Medium severitydata flow
Power BI Refresh Error:
DF-Executor-OutOfMemoryError
What does this error mean?
The Spark cluster ran out of heap memory during data flow execution. Executor nodes or the driver exceeded their available JVM heap, causing an OutOfMemoryError.
Common causes
- 1The data flow transformation is processing more data than the cluster memory allows — each executor node does not have enough JVM heap for its partition of the data
- 2A broadcast join is caching a large dataset in every executor's memory simultaneously
- 3The Azure IR compute size is insufficient for the current data volume — the pipeline has grown beyond the original sizing
- 4A Window or sort transformation requires Spark to buffer an entire partition in memory, which exceeds the executor's heap when partitions are too large
How to fix it
- 1Increase the Azure IR compute type — in the data flow activity Settings tab, switch to a larger core count or select the memory-optimized compute type.

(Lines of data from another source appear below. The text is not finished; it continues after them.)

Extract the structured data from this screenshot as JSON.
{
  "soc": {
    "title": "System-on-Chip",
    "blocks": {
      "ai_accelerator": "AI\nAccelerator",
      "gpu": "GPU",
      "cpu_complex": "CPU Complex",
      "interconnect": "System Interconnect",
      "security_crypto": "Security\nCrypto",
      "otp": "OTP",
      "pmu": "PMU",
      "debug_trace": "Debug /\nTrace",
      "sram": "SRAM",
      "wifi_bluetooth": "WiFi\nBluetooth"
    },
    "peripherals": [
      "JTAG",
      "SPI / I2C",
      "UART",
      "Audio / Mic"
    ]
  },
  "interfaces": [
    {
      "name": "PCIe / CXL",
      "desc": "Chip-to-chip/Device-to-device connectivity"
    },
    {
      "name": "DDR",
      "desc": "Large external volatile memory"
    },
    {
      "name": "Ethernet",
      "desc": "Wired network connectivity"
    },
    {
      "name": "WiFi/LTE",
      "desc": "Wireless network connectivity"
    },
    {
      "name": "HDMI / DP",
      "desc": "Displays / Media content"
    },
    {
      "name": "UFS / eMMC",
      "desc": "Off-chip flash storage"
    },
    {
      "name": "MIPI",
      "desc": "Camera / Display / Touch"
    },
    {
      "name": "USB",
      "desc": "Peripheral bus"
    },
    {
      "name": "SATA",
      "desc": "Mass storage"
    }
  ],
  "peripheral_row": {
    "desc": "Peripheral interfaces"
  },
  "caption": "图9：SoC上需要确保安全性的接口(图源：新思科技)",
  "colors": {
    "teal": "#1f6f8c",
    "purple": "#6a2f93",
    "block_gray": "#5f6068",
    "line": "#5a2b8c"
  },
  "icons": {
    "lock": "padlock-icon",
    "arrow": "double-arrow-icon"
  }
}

- 2Disable broadcast hints on join transformations — in each Join transformation, set Broadcast to 'Off' to prevent large datasets from being cached in memory.
- 3Reduce data volume by adding filter conditions at the source transformation to process only the necessary rows.
- 4Split complex transformations into multiple sequential data flows using intermediate staging storage to reduce per-run memory usage.
- 5Enable debug mode with a row limit of 100–1000 rows to identify which transformation step causes the OOM and optimize it.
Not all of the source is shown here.